More than anything, Woller doesn’t actually want to be in the spotlight, seeking instead to use his position and connections to work toward social justice and amplify “the right voices.”
It’s a philosophy Fountain Street shares, acting as a support system for organizers, students and foreign workers without taking control. The church is atypical to say the least, accepting people of all belief systems and acting as a community asset and theater-style venue since the day the facility was built nearly a century ago. Going forward, Woller just hopes to keep helping the community out.
What’s your goal for yourself and your organization?
My personal goal for myself is to assist the organization in this really pivotal time. Our senior minister is retiring in early 2020. Whether it’s nonprofit or religion and spirituality, the sectors in which we operate have rapidly changed and will continue to. So, my role and goals are to help this organization, which I think of as an essential institution in West Michigan, celebrate its past 150 years and figure out what the next 150 look like. One of the things that I think is beautiful about the organization is that it exists to support all people regardless of belief systems. The church really is a pluralist organization that has been designed literally to be a community asset.
What led you to want to pursue the social justice cause?
I’d like to be able to point to some sort of watershed moment or something. I say pretty regularly that my life is a case study in unearned privilege. ... One of the most helpful things for me on this path, and what I’d hope for a lot more privileged individuals, is popping the homogenous bubble that many live in. When we’re actually able to not live in just that bubble, not only do we tend to be more empathetic and compassionate, but none of this work is a zero-sum game. As I’ve intentionally tried to go down this path, it constantly benefits me in that my life is better for it. By engaging and broadening and popping the bubble, my life is richer; the people that I know, the skills, the cultural competency and literacy.
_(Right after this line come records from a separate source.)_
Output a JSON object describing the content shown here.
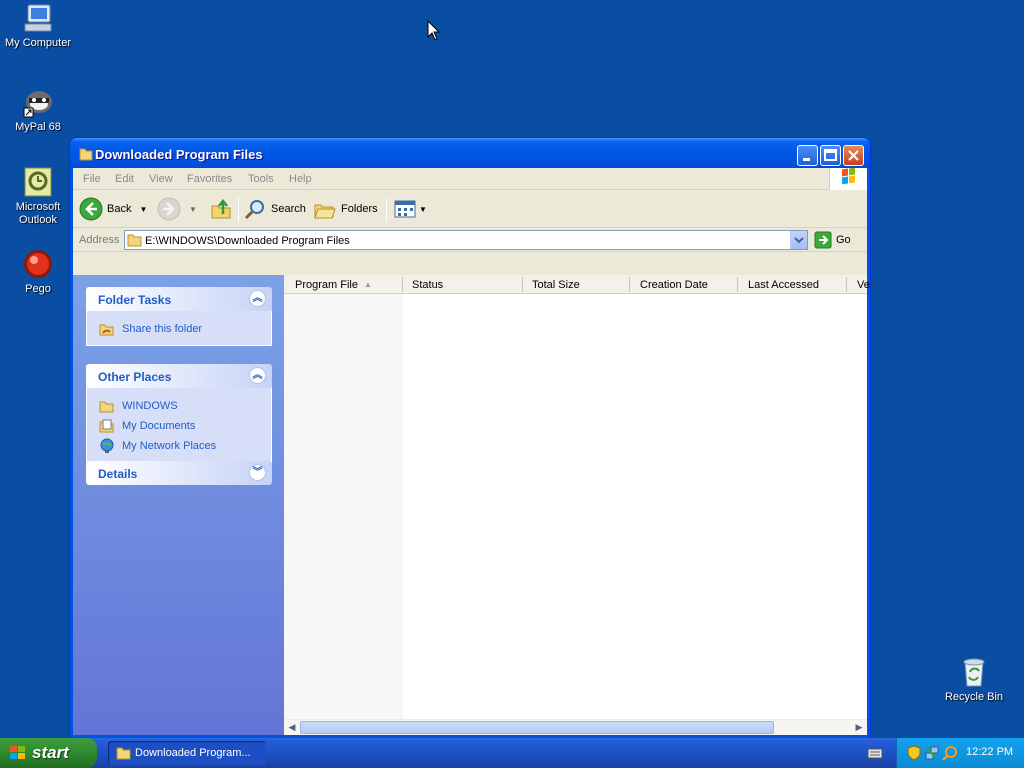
{
  "desktop": {
    "icons": [
      {
        "label": "My Computer"
      },
      {
        "label": "MyPal 68"
      },
      {
        "label": "Microsoft Outlook"
      },
      {
        "label": "Pego"
      },
      {
        "label": "Recycle Bin"
      }
    ]
  },
  "window": {
    "title": "Downloaded Program Files",
    "menu": [
      "File",
      "Edit",
      "View",
      "Favorites",
      "Tools",
      "Help"
    ],
    "toolbar": {
      "back_label": "Back",
      "search_label": "Search",
      "folders_label": "Folders"
    },
    "address": {
      "label": "Address",
      "value": "E:\\WINDOWS\\Downloaded Program Files",
      "go_label": "Go"
    },
    "sidebar": {
      "folder_tasks": {
        "title": "Folder Tasks",
        "items": [
          "Share this folder"
        ]
      },
      "other_places": {
        "title": "Other Places",
        "items": [
          "WINDOWS",
          "My Documents",
          "My Network Places"
        ]
      },
      "details": {
        "title": "Details"
      }
    },
    "columns": [
      "Program File",
      "Status",
      "Total Size",
      "Creation Date",
      "Last Accessed",
      "Ve"
    ],
    "rows": []
  },
  "taskbar": {
    "start_label": "start",
    "tasks": [
      "Downloaded Program..."
    ],
    "clock": "12:22 PM"
  },
  "colors": {
    "desktop": "#0a4ea3",
    "titlebar": "#0055e5",
    "link": "#215dc6",
    "start": "#2f8a2f"
  }
}
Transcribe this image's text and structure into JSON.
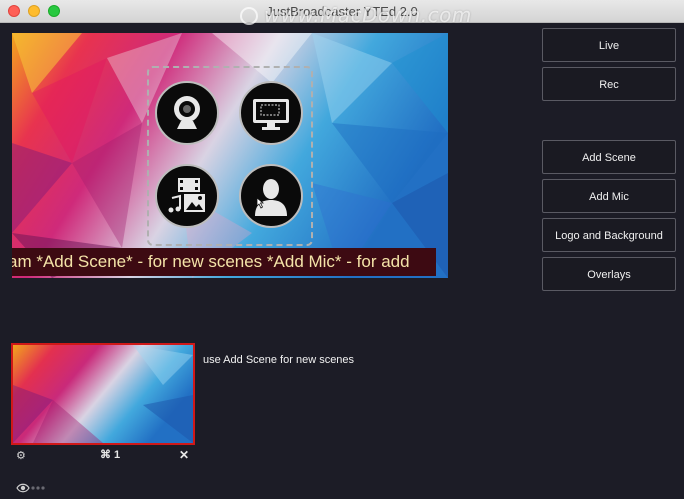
{
  "window": {
    "title": "JustBroadcaster YTEd 2.0"
  },
  "watermark": {
    "text": "www.MacDown.com"
  },
  "preview": {
    "ticker_text": "am  *Add Scene* - for new scenes  *Add Mic* - for add"
  },
  "source_buttons": [
    "webcam-icon",
    "screen-capture-icon",
    "media-files-icon",
    "user-silhouette-icon"
  ],
  "sidebar": {
    "live": "Live",
    "rec": "Rec",
    "add_scene": "Add Scene",
    "add_mic": "Add Mic",
    "logo_background": "Logo and Background",
    "overlays": "Overlays"
  },
  "scenes": {
    "hint": "use Add Scene for new scenes",
    "items": [
      {
        "shortcut": "⌘ 1",
        "settings_icon": "gear-icon",
        "close_icon": "close-icon",
        "selected_color": "#d01818"
      }
    ]
  },
  "footer": {
    "icon": "eye-icon"
  },
  "colors": {
    "background": "#1c1c26",
    "accent_red": "#d01818",
    "ticker_bg": "#3d0a12",
    "ticker_text": "#f4e3a8"
  }
}
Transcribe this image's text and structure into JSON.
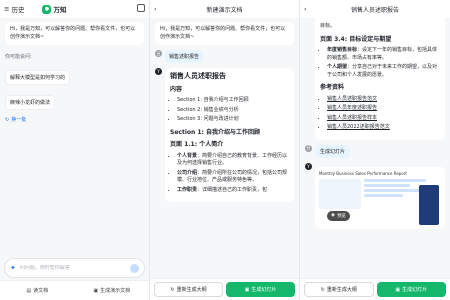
{
  "screen1": {
    "history": "历史",
    "brand": "万知",
    "greeting": "Hi，我是万知，可以解答你的问题、帮你看文件，也可以创作演示文档~",
    "ask_label": "你可能会问:",
    "suggestions": [
      "解释大模型是如何学习的",
      "麻辣小龙虾的做法"
    ],
    "refresh": "换一批",
    "input_placeholder": "问问题，随时帮你解答",
    "tabs": [
      "读文档",
      "生成演示文档"
    ]
  },
  "screen2": {
    "title": "新建演示文档",
    "greeting": "Hi，我是万知，可以解答你的问题、帮你看文件，也可以创作演示文档~",
    "user_msg": "销售述职报告",
    "doc_title": "销售人员述职报告",
    "content_heading": "内容",
    "sections": [
      "Section 1: 自我介绍与工作回顾",
      "Section 2: 销售业绩与分析",
      "Section 3: 问题与改进计划"
    ],
    "section1_heading": "Section 1: 自我介绍与工作回顾",
    "page_heading": "页面 1.1: 个人简介",
    "bullets": [
      {
        "k": "个人背景",
        "v": "简要介绍自己的教育背景、工作经历以及为何选择销售行业。"
      },
      {
        "k": "公司介绍",
        "v": "简要介绍所在公司的情况，包括公司规模、行业地位、产品或服务特色等。"
      },
      {
        "k": "工作职责",
        "v": "详细描述自己的工作职责，包"
      }
    ],
    "btn_regen": "重新生成大纲",
    "btn_gen": "生成幻灯片"
  },
  "screen3": {
    "title": "销售人员述职报告",
    "intro_fragment": "目标。",
    "page_heading": "页面 3.4: 目标设定与期望",
    "bullets": [
      {
        "k": "年度销售目标",
        "v": "设定下一年的销售目标，包括具体的销售额、市场占有率等。"
      },
      {
        "k": "个人期望",
        "v": "分享自己对于未来工作的期望，以及对于公司和个人发展的愿景。"
      }
    ],
    "ref_heading": "参考资料",
    "refs": [
      "销售人员述职报告范文",
      "销售人员年度述职报告",
      "销售人员述职报告样本",
      "销售人员2022述职报告范文"
    ],
    "gen_msg": "生成幻灯片",
    "thumb_title": "Monthly Business Sales Performance Report",
    "preview": "预览",
    "btn_regen": "重新生成大纲",
    "btn_gen": "生成幻灯片"
  },
  "colors": {
    "accent": "#15b76a",
    "link": "#1677ff",
    "user_bubble": "#e8f4ff"
  }
}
You said you’re interested in sports. What hobbies/interests do you have?
I don’t have as much time to snowboard anymore. I’m 6’4”, so physics is not on my side and as I’m getting older, my body isn’t working so much anymore. For me, I’d really say the driving thing has been art. That was the original career path, industrial design at Kendall, but then the joke I usually make is I wanted to be employable, so I got a business degree. But that’s still a big part of my life. I’m thankfully a selectively working artist who accepts commissions and usually how that manifests is I do pieces and donate them to nonprofits who have auctions and to Artists Creating Together. And just recently, I launched my new website that serves to facilitate Commissions for a Cause.
How does that work?
Whenever I take on a commission, I donate 100 percent of the proceeds to the Grand Rapids Community Foundation in support of the Our LGBT Fund and the Challenge Scholars program. Art has always been one of my decompression and self-care practices, but it’s also another way for me to contribute to the community. Also, I started drawing on napkins for my kids’ lunches, and I do two of those every night. It’s been a big part of not only my connection to my kids but my self-care practices and self expression.